Frequently Asked Questions

What is the IUPAC name of [7-(4-acetyloxybutyl)phenanthren-2-yl] 2-methylprop-2-enoate?
The IUPAC name of [7-(4-acetyloxybutyl)phenanthren-2-yl] 2-methylprop-2-enoate (CID 123250548) is [7-(4-acetyloxybutyl)phenanthren-2-yl] 2-methylprop-2-enoate.
What is the SMILES notation for [7-(4-acetyloxybutyl)phenanthren-2-yl] 2-methylprop-2-enoate?
The canonical SMILES for [7-(4-acetyloxybutyl)phenanthren-2-yl] 2-methylprop-2-enoate is C=C(C)C(=O)Oc1ccc2c(ccc3cc(CCCCOC(C)=O)ccc32)c1.
What is the InChIKey of [7-(4-acetyloxybutyl)phenanthren-2-yl] 2-methylprop-2-enoate?

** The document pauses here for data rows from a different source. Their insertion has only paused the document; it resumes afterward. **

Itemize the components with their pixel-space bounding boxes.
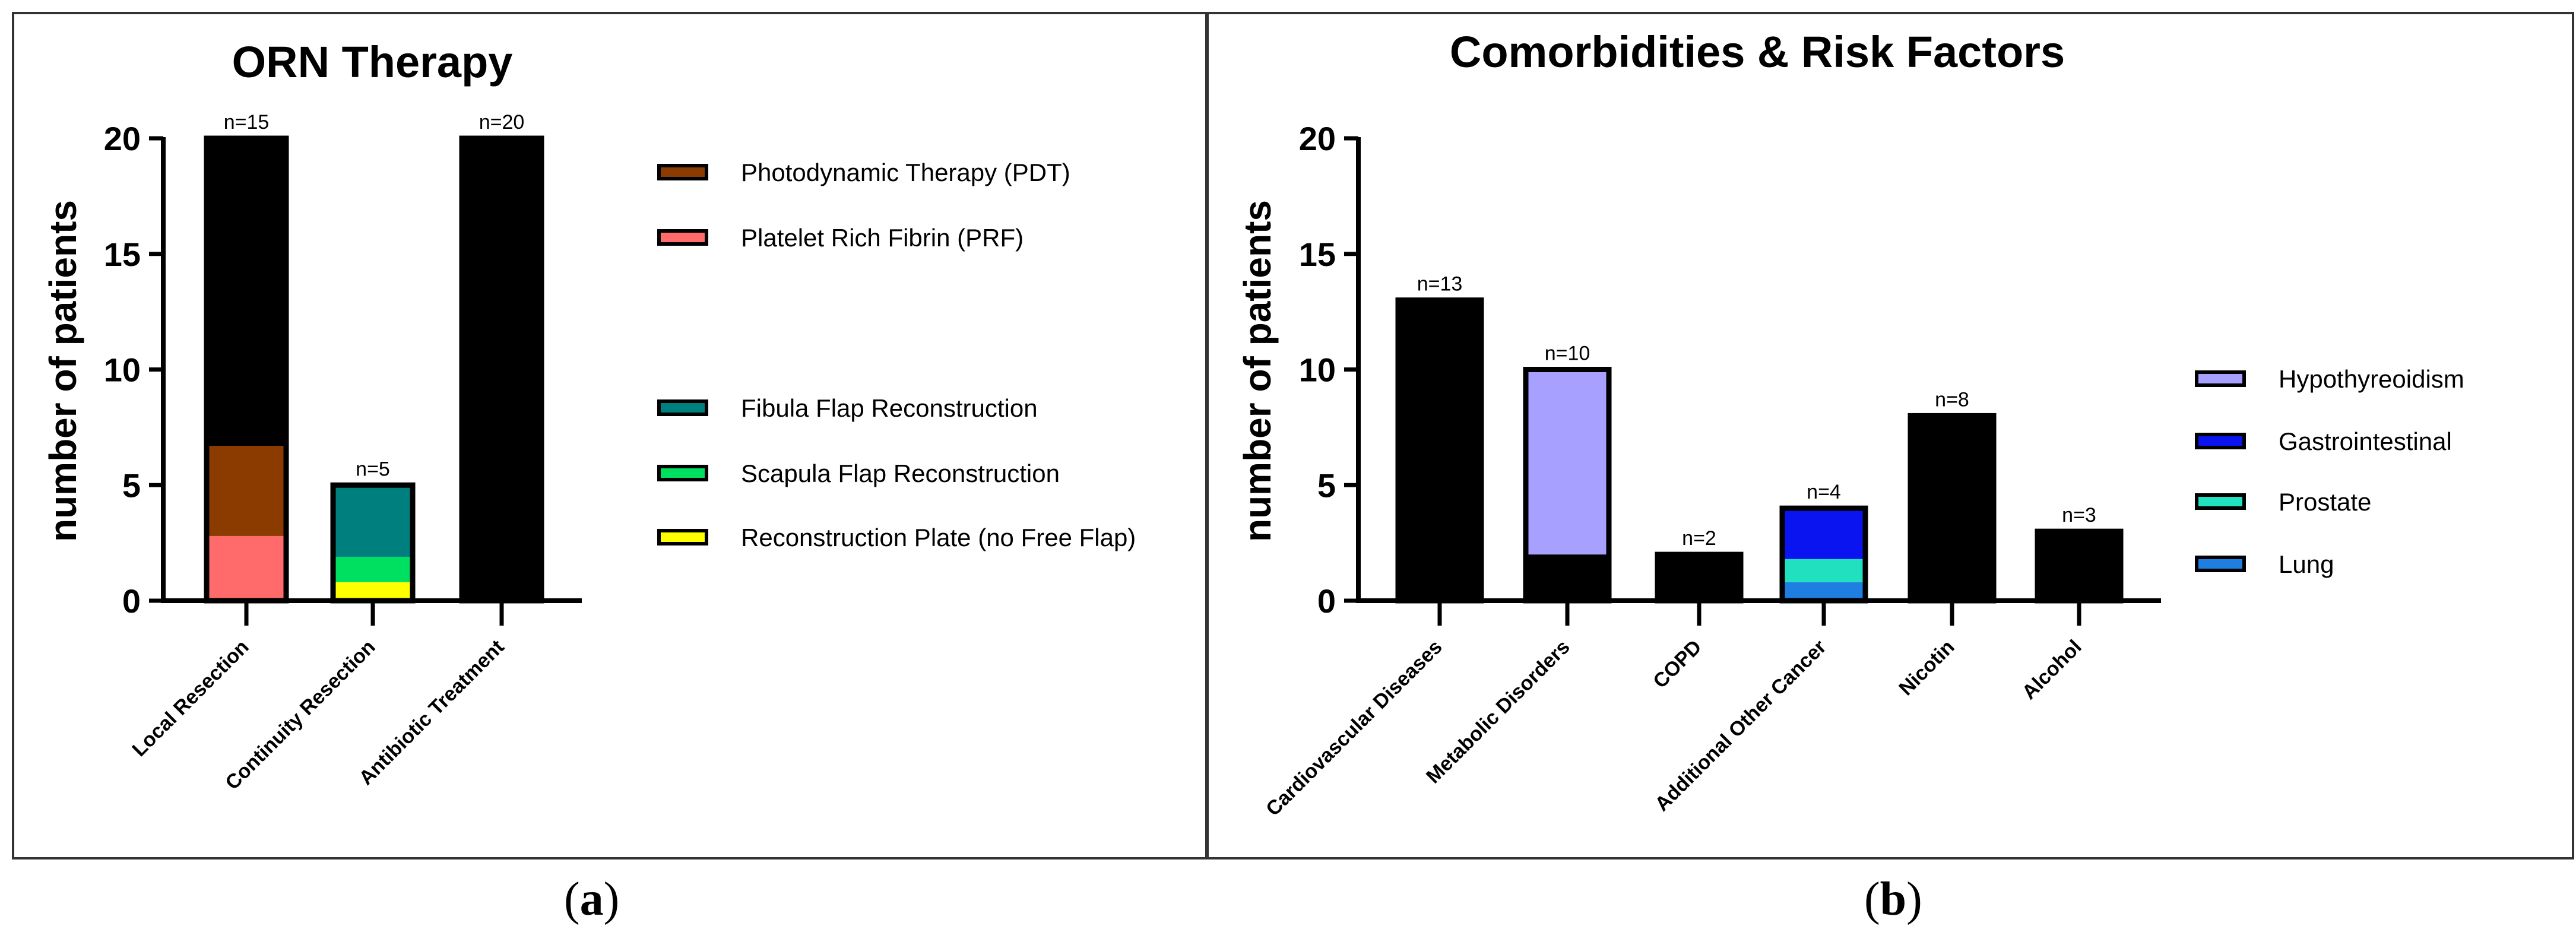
panel-a-frame: [12, 12, 1209, 859]
chart-b-data-label: n=2: [1682, 527, 1716, 550]
chart-b-category-label: Cardiovascular Diseases: [1262, 636, 1447, 821]
chart-a-legend-swatch-scapula-flap-reconstruction: [657, 465, 708, 481]
chart-a-data-label: n=15: [224, 111, 270, 134]
chart-b-ytick-label: 10: [1299, 351, 1336, 389]
chart-b-data-label: n=4: [1807, 481, 1841, 503]
chart-a-bar-continuity-resection-reconstruction-plate-no-free-flap: [333, 582, 413, 601]
chart-a-ytick-label: 5: [122, 467, 141, 504]
chart-b-bar-additional-other-cancer-prostate: [1782, 559, 1865, 582]
chart-b-legend-label-hypothyreoidism: Hypothyreoidism: [2279, 365, 2464, 393]
chart-b-bar-nicotin-other: [1910, 416, 1994, 601]
chart-b-category-label: Nicotin: [1894, 636, 1959, 700]
chart-a-legend-swatch-reconstruction-plate-no-free-flap: [657, 529, 708, 545]
chart-a-data-label: n=20: [479, 111, 525, 134]
chart-a-bar-continuity-resection-fibula-flap-reconstruction: [333, 485, 413, 557]
chart-b-category-label: Alcohol: [2018, 636, 2086, 704]
chart-b-bar-metabolic-disorders-hypothyreoidism: [1526, 369, 1609, 555]
chart-b-bar-additional-other-cancer-gastrointestinal: [1782, 508, 1865, 559]
chart-b-bar-copd-other: [1658, 554, 1741, 601]
chart-a-bar-continuity-resection-scapula-flap-reconstruction: [333, 556, 413, 582]
chart-a-legend-swatch-photodynamic-therapy-pdt: [657, 164, 708, 180]
chart-a-title: ORN Therapy: [232, 37, 513, 87]
chart-a-bar-antibiotic-treatment-other: [462, 138, 541, 601]
chart-b-bar-additional-other-cancer-lung: [1782, 582, 1865, 601]
caption-a: (a): [564, 873, 620, 925]
chart-b-data-label: n=13: [1417, 273, 1463, 296]
caption-b-letter: b: [1880, 873, 1907, 925]
chart-a-bar-local-resection-other: [207, 138, 286, 446]
chart-b-title: Comorbidities & Risk Factors: [1450, 27, 2065, 77]
caption-a-letter: a: [579, 873, 604, 925]
chart-b-legend-swatch-prostate: [2195, 493, 2246, 510]
chart-a-bar-local-resection-platelet-rich-fibrin-prf: [207, 535, 286, 601]
chart-b-ytick-label: 20: [1299, 120, 1336, 157]
chart-b-bar-metabolic-disorders-other: [1526, 554, 1609, 601]
chart-b-legend-label-prostate: Prostate: [2279, 488, 2371, 516]
chart-b-legend-label-gastrointestinal: Gastrointestinal: [2279, 427, 2452, 455]
caption-b: (b): [1864, 873, 1922, 925]
chart-a-legend-label-platelet-rich-fibrin-prf: Platelet Rich Fibrin (PRF): [741, 224, 1024, 252]
chart-a-ytick-label: 15: [104, 236, 141, 273]
chart-a-legend-swatch-platelet-rich-fibrin-prf: [657, 229, 708, 246]
chart-b-ylabel: number of patients: [1236, 200, 1279, 542]
chart-b-category-label: Metabolic Disorders: [1422, 636, 1574, 788]
chart-b-data-label: n=8: [1935, 388, 1969, 411]
chart-a-ytick-label: 10: [104, 351, 141, 389]
chart-a-bar-local-resection-photodynamic-therapy-pdt: [207, 446, 286, 536]
chart-b-legend-swatch-hypothyreoidism: [2195, 370, 2246, 387]
chart-a-legend-label-scapula-flap-reconstruction: Scapula Flap Reconstruction: [741, 459, 1060, 487]
chart-b-data-label: n=10: [1545, 342, 1590, 365]
chart-a-legend-label-reconstruction-plate-no-free-flap: Reconstruction Plate (no Free Flap): [741, 524, 1136, 551]
chart-b-data-label: n=3: [2062, 504, 2096, 526]
chart-a-ylabel: number of patients: [42, 200, 84, 542]
chart-a-category-label: Local Resection: [128, 636, 253, 761]
chart-a-ytick-label: 20: [104, 120, 141, 157]
chart-a-legend-swatch-fibula-flap-reconstruction: [657, 399, 708, 416]
chart-b-legend-label-lung: Lung: [2279, 550, 2334, 578]
chart-b-ytick-label: 15: [1299, 236, 1336, 273]
chart-a-legend-label-photodynamic-therapy-pdt: Photodynamic Therapy (PDT): [741, 158, 1070, 186]
chart-b-ytick-label: 5: [1317, 467, 1336, 504]
chart-a-data-label: n=5: [356, 458, 390, 480]
chart-a-category-label: Antibiotic Treatment: [354, 636, 508, 789]
chart-a-ytick-label: 0: [122, 582, 141, 620]
chart-a-legend-label-fibula-flap-reconstruction: Fibula Flap Reconstruction: [741, 394, 1038, 422]
chart-b-bar-alcohol-other: [2038, 531, 2121, 601]
chart-b-ytick-label: 0: [1317, 582, 1336, 620]
chart-b-legend-swatch-lung: [2195, 556, 2246, 572]
chart-b-category-label: COPD: [1649, 636, 1706, 693]
chart-b-legend-swatch-gastrointestinal: [2195, 433, 2246, 449]
panel-b-frame: [1205, 12, 2574, 859]
chart-b-bar-cardiovascular-diseases-other: [1398, 300, 1481, 601]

The InChIKey is MFKBDVLLCWYVQZ-UHFFFAOYSA-N. The full InChI is InChI=1S/C24H24O4/c1-16(2)24(26)28-21-10-12-23-20(15-21)9-8-19-14-18(7-11-22(19)23)6-4-5-13-27-17(3)25/h7-12,14-15H,1,4-6,13H2,2-3H3.
What are the key properties of [7-(4-acetyloxybutyl)phenanthren-2-yl] 2-methylprop-2-enoate?
[7-(4-acetyloxybutyl)phenanthren-2-yl] 2-methylprop-2-enoate has a molecular weight of 376.45 g/mol, XLogP of 5.36, 7 rotatable bonds, 0 hydrogen bond donors, and 4 hydrogen bond acceptors.
Where does this data come from?
All data for [7-(4-acetyloxybutyl)phenanthren-2-yl] 2-methylprop-2-enoate is sourced from PubChem (CID 123250548), the world's largest open chemistry database maintained by the National Library of Medicine (NIH).